Daniel Vallejo McGettigan
5 years, 11 months ago 0
Posted in: Blog

Dan arrived to Tulum, meaning “Walled City,” on a single dirt road from Cancun in the 1980’s for his honeymoon when the small fishing village had less than 600 inhabitants. There was no running water, no electricity, very few Mexicans much less foreigners, and miles of empty beaches. He saw what would be his future home, and what is now Hotel Zamas, as an abandoned coconut plantation nestled on a rocky cove just a mile away from the Tulum archeological site.  He named his hotel Zamas, which some argue was the city’s original name, meaning “sunrise” or “City of Dawn” because it faces the sunrise.  Over a decade of sunrises later, Dan’s hotel became one of the poster boys for sustainable tourism in an internationally visited hotel zone acclaimed for its eco-friendly development.
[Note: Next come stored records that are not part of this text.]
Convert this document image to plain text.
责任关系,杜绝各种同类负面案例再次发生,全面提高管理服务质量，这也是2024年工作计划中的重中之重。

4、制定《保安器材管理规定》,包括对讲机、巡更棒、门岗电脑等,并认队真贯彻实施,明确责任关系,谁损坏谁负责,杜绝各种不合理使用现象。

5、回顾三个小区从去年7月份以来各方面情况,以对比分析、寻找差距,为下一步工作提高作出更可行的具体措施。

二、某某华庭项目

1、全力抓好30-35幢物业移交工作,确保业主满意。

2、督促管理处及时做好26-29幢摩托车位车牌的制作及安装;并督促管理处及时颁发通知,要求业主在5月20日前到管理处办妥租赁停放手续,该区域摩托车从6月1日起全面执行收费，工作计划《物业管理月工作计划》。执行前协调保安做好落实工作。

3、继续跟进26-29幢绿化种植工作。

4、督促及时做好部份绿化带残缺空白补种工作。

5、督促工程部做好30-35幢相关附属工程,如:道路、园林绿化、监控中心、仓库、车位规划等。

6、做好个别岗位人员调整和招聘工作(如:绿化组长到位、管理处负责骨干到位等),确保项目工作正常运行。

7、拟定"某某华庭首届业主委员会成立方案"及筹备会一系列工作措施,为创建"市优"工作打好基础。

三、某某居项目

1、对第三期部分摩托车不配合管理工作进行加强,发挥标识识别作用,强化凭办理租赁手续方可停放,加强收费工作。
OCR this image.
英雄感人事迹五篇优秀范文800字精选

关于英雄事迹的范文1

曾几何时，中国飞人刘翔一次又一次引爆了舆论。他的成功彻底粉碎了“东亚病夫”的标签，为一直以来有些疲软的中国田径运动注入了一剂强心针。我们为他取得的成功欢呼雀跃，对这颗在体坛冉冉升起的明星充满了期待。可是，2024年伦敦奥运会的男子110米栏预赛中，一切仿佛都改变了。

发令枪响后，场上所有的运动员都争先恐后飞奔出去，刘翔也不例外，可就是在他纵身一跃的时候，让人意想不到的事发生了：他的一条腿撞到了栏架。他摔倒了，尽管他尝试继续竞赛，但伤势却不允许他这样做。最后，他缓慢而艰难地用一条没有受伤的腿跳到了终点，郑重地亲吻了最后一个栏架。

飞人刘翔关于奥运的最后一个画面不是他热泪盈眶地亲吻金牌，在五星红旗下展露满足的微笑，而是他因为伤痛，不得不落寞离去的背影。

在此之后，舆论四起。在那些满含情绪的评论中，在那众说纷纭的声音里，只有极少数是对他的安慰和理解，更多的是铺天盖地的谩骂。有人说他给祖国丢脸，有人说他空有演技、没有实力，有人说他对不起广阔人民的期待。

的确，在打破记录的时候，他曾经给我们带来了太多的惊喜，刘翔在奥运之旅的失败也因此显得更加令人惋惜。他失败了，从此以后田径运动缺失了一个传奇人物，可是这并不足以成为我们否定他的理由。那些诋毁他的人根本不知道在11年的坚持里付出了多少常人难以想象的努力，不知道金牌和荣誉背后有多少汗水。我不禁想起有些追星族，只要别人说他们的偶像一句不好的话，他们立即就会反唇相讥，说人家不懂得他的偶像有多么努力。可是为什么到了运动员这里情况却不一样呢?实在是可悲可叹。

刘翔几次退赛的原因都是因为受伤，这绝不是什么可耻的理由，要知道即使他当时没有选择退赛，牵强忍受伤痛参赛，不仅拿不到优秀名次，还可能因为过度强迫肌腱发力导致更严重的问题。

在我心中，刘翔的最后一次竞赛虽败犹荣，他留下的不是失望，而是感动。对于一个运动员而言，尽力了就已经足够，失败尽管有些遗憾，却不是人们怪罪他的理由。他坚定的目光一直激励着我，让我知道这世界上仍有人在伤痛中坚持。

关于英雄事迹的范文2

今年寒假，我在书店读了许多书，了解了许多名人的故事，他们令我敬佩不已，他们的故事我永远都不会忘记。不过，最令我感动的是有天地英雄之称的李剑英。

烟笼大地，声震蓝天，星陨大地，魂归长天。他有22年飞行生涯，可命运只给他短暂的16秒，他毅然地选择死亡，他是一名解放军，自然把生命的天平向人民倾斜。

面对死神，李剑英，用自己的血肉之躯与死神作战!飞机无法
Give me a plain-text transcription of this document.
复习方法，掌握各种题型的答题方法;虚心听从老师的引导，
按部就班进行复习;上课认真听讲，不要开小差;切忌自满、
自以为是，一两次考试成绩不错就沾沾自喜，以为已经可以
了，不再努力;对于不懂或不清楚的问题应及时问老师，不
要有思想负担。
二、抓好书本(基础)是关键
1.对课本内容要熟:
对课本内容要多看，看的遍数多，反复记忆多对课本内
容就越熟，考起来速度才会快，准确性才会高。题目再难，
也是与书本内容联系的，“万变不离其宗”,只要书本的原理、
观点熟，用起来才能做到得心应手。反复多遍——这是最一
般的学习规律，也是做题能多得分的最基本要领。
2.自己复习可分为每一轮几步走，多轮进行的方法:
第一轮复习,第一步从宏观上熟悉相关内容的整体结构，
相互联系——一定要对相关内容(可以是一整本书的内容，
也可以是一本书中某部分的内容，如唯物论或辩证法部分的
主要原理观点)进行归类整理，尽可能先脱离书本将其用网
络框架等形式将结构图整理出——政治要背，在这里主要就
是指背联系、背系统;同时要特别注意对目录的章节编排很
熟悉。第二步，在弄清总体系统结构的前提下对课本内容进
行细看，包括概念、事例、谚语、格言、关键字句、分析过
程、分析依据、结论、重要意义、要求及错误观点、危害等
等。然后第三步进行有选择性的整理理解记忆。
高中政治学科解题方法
Today, he watches hotels and restaurants using the word “eco” as a marketing tool rather than a commitment to preserving the limited water sources below them. He would know. He has discovered two more cenote openings on his own property in recent years.

Dan is a realist.  He knows the amount of water it takes to supply his own 15-room palapa hotel and restaurant. Conceiving what it would take to supply a 100-room hotel where there is no infrastructure in place and limited regulation on where to empty waste water can only mean one thing.  “Enjoy Tulum while it is still here.”

His admiration for the Mayan culture is rooted from his own Mexican heritage and from memories his children will always have of growing up on the unfettered beaches and learning how to build a home in the face of unrelenting winds. His prediction for the future of Tulum is dire.  Little or no government regulation will lead to contaminated ground water; golf courses and resorts will fall across mangroves less than 50 meters away from the ocean; and as it did for the Mayans 1100 years ago, fresh water will run out.  It is unlikely that Dan will still be in Tulum in 10 years, but his legacy will, as one of the first foreigners to have made a home in Tulum the right way. Learning from the environment first, then building your paradise second.